Mais cela n’étonne pas Izara Gilbert. « Habituellement, lorsqu’on parle de violence des jeunes, les quartiers qui sont visés par la répression sont Rivière-des-Prairies, Montréal-Nord et Saint-Michel de façon prédominante, alors qu’on ne les retrouve pratiquement pas dans les initiatives qui concernent l’accès à la ville, l’occupation de l’espace public et les activités de loisirs. »
Elle se demande aussi comment les initiatives seront dispersées à l’intérieur d’un même arrondissement plus hétérogène, comme celui de Rivière-des-Prairies–Pointe-aux-Trembles, qui compte des populations plus vulnérables d’un côté et plus aisées de l’autre.
Besoins des jeunes
Izara Gilbert remet également en question l’efficacité de tels projets pour répondre aux besoins des jeunes issu·es des minorités visibles, qui sont plus vulnérables au profilage racial, notamment par des policiers, lorsqu’ils et elles fréquentent des lieux publics à l’extérieur.
« En investissant dans les lieux publics, même s’ils sont à l’extérieur, on fait le pari que ça va les animer » et ainsi les rendre plus sécuritaires, réagit Béatrice Saulnier-Yelle, du cabinet de la mairesse.
Elle spécifie aussi que le budget participatif ne permet pas le financement de projets visant à investir dans des constructions fermées, mais affirme que de telles initiatives peuvent être financées dans le cadre d’autres fonds.
Qui participe?
« C’est une initiative qui est louable à la base », reconnaît Christine Black, « en même temps je questionne beaucoup le processus. » Elle s’inquiète que la démarche participative ait pu exclure les jeunes de Montréal-Nord, une population plus difficile à rejoindre dans le cadre de telles initiatives.
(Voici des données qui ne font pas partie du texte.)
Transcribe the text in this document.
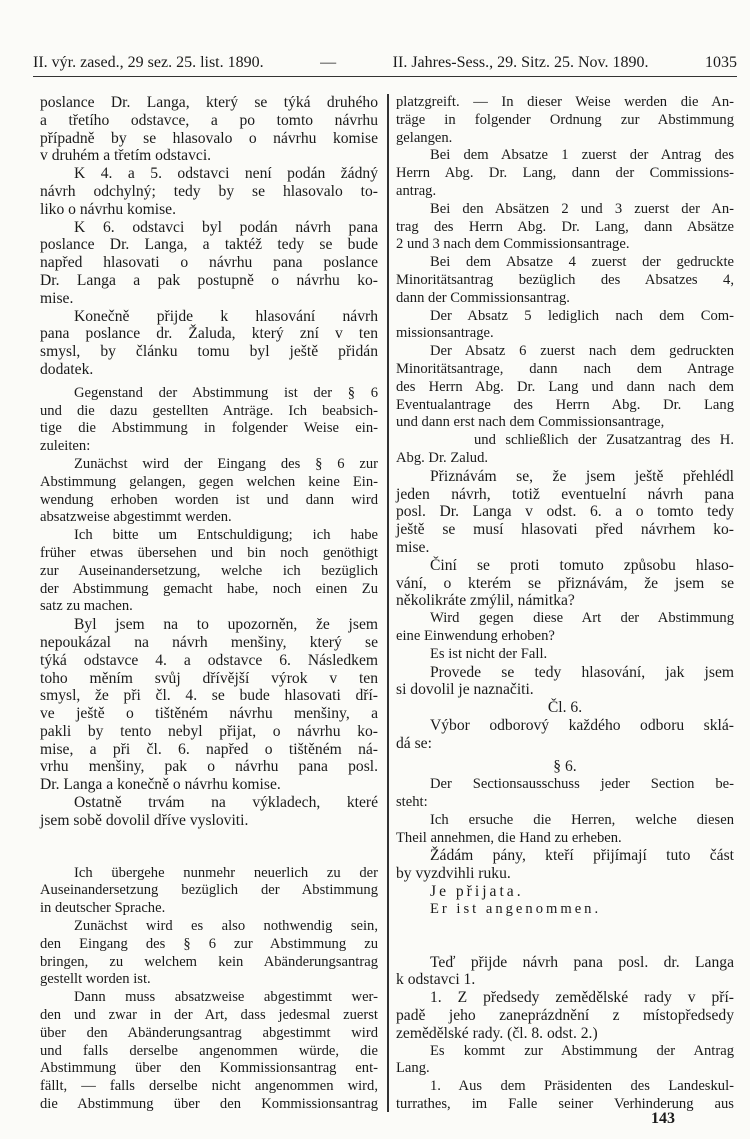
II. výr. zased., 29 sez. 25. list. 1890.	—	II. Jahres-Sess., 29. Sitz. 25. Nov. 1890.	1035
poslance Dr. Langa, který se týká druhého
a třetího odstavce, a po tomto návrhu
případně by se hlasovalo o návrhu komise
v druhém a třetím odstavci.
K 4. a 5. odstavci není podán žádný
návrh odchylný; tedy by se hlasovalo to-
liko o návrhu komise.
K 6. odstavci byl podán návrh pana
poslance Dr. Langa, a taktéž tedy se bude
napřed hlasovati o návrhu pana poslance
Dr. Langa a pak postupně o návrhu ko-
mise.
Konečně přijde k hlasování návrh
pana poslance dr. Žaluda, který zní v ten
smysl, by článku tomu byl ještě přidán
dodatek.
Gegenstand der Abstimmung ist der § 6
und die dazu gestellten Anträge. Ich beabsich-
tige die Abstimmung in folgender Weise ein-
zuleiten:
Zunächst wird der Eingang des § 6 zur
Abstimmung gelangen, gegen welchen keine Ein-
wendung erhoben worden ist und dann wird
absatzweise abgestimmt werden.
Ich bitte um Entschuldigung; ich habe
früher etwas übersehen und bin noch genöthigt
zur Auseinandersetzung, welche ich bezüglich
der Abstimmung gemacht habe, noch einen Zu
satz zu machen.
Byl jsem na to upozorněn, že jsem
nepoukázal na návrh menšiny, který se
týká odstavce 4. a odstavce 6. Následkem
toho měním svůj dřívější výrok v ten
smysl, že při čl. 4. se bude hlasovati dří-
ve ještě o tištěném návrhu menšiny, a
pakli by tento nebyl přijat, o návrhu ko-
mise, a při čl. 6. napřed o tištěném ná-
vrhu menšiny, pak o návrhu pana posl.
Dr. Langa a konečně o návrhu komise.
Ostatně trvám na výkladech, které
jsem sobě dovolil dříve vysloviti.
Ich übergehe nunmehr neuerlich zu der
Auseinandersetzung bezüglich der Abstimmung
in deutscher Sprache.
Zunächst wird es also nothwendig sein,
den Eingang des § 6 zur Abstimmung zu
bringen, zu welchem kein Abänderungsantrag
gestellt worden ist.
Dann muss absatzweise abgestimmt wer-
den und zwar in der Art, dass jedesmal zuerst
über den Abänderungsantrag abgestimmt wird
und falls derselbe angenommen würde, die
Abstimmung über den Kommissionsantrag ent-
fällt, — falls derselbe nicht angenommen wird,
die Abstimmung über den Kommissionsantrag
platzgreift. — In dieser Weise werden die An-
träge in folgender Ordnung zur Abstimmung
gelangen.
Bei dem Absatze 1 zuerst der Antrag des
Herrn Abg. Dr. Lang, dann der Commissions-
antrag.
Bei den Absätzen 2 und 3 zuerst der An-
trag des Herrn Abg. Dr. Lang, dann Absätze
2 und 3 nach dem Commissionsantrage.
Bei dem Absatze 4 zuerst der gedruckte
Minoritätsantrag bezüglich des Absatzes 4,
dann der Commissionsantrag.
Der Absatz 5 lediglich nach dem Com-
missionsantrage.
Der Absatz 6 zuerst nach dem gedruckten
Minoritätsantrage, dann nach dem Antrage
des Herrn Abg. Dr. Lang und dann nach dem
Eventualantrage des Herrn Abg. Dr. Lang
und dann erst nach dem Commissionsantrage,
und schließlich der Zusatzantrag des H.
Abg. Dr. Zalud.
Přiznávám se, že jsem ještě přehlédl
jeden návrh, totiž eventuelní návrh pana
posl. Dr. Langa v odst. 6. a o tomto tedy
ještě se musí hlasovati před návrhem ko-
mise.
Činí se proti tomuto způsobu hlaso-
vání, o kterém se přiznávám, že jsem se
několikráte zmýlil, námitka?
Wird gegen diese Art der Abstimmung
eine Einwendung erhoben?
Es ist nicht der Fall.
Provede se tedy hlasování, jak jsem
si dovolil je naznačiti.
Čl. 6.
Výbor odborový každého odboru sklá-
dá se:
§ 6.
Der Sectionsausschuss jeder Section be-
steht:
Ich ersuche die Herren, welche diesen
Theil annehmen, die Hand zu erheben.
Žádám pány, kteří přijímají tuto část
by vyzdvihli ruku.
Je přijata.
Er ist angenommen.
Teď přijde návrh pana posl. dr. Langa
k odstavci 1.
1. Z předsedy zemědělské rady v pří-
padě jeho zaneprázdnění z místopředsedy
zemědělské rady. (čl. 8. odst. 2.)
Es kommt zur Abstimmung der Antrag
Lang.
1. Aus dem Präsidenten des Landeskul-
turrathes, im Falle seiner Verhinderung aus
143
Cela pourrait expliquer le manque de représentation de son arrondissement parmi les initiatives mises en place.
« Je me permets de me questionner sur le niveau de pénétration dans nos communautés, à savoir si les gens ont vraiment été au courant qu’il fallait voter pour ça », explique-t-elle. « On sait qu’on a une population fortement immigrante, que parfois les gens arrivent ici, cherchent un emploi et ont vraiment d’autres choses en priorité […] que d’aller voter dans un budget participatif. »
« Que Montréal-Nord ne reçoive qu’un petit projet, alors que le tiers de notre population est composé de jeunes en bas de 25 ans, c’est curieux. »
— Christine Black
Souvent les jeunes qui participent à ce genre d’initiatives ne sont pas les jeunes qui en ont le plus besoin, acquiesce Izara Gilbert. « Souvent ce sont des jeunes qui sont impliqués dans des comités, qui sont plus privilégiés de différentes manières. »
Béatrice Saulnier-Yelle affirme que « la Ville a déployé des efforts de mobilisation considérables afin de favoriser la participation de groupes historiquement moins participatifs ». Elle précise que la Ville est en train « d’analyser les données récoltées dans le cadre de la collecte d’idées et des votes afin de pouvoir dresser le profil des personnes ayant participé ».